Too much cooperation, in other words, may remove a weapon that governments have found useful: using their tax systems to attract global business. Cooperation among OECD countries leaves open the possibility for multinational tax avoidance elsewhere; and there would be nothing remotely new in that. In turn, that leaves open the possibility for more radical reform, if not immediately. Though corporation tax in its present form dates from the mid-1960s, the system has its origins in the 1920s. Since then, international business has changed out of all recognition.
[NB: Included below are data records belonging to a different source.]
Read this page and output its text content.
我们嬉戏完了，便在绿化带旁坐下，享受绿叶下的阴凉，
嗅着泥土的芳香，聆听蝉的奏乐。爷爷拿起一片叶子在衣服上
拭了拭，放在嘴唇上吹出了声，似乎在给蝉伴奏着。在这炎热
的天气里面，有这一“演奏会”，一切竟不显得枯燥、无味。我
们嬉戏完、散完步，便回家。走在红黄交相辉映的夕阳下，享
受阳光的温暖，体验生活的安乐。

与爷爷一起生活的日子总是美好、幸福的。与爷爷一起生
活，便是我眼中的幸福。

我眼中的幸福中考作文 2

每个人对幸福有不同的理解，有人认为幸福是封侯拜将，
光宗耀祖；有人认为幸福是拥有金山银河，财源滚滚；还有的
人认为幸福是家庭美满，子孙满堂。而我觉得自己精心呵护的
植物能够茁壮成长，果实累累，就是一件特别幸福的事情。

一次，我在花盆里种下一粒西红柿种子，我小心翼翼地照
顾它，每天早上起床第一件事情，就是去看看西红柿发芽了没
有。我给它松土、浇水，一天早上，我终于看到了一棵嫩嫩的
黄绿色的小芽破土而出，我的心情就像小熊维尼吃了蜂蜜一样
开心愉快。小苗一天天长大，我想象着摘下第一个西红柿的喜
It has become, as the IFS puts it ‘more global, digital and intangible’. If BEPS and other initiatives cannot properly address such changes, and the evidence is that it will be a struggle to do so, then there may be no alternative but ‘to scrap the corporate tax system as we currently know it and write a new one’.
 
That would take us back to something like Lord Lawson’s suggestion, in which companies are taxed according to where their sales occur. Even that might be a long way from perfect. Some companies have large sales but small profits in particular markets. If those profits are in countries with relatively high taxation, sales-based corporate taxation could genuinely drive businesses away. What works for some multinational firms may not work for others. Reform of corporate taxation is in the air. Do not expect it to be easy. But do not expect the pressure for reform to ease up either.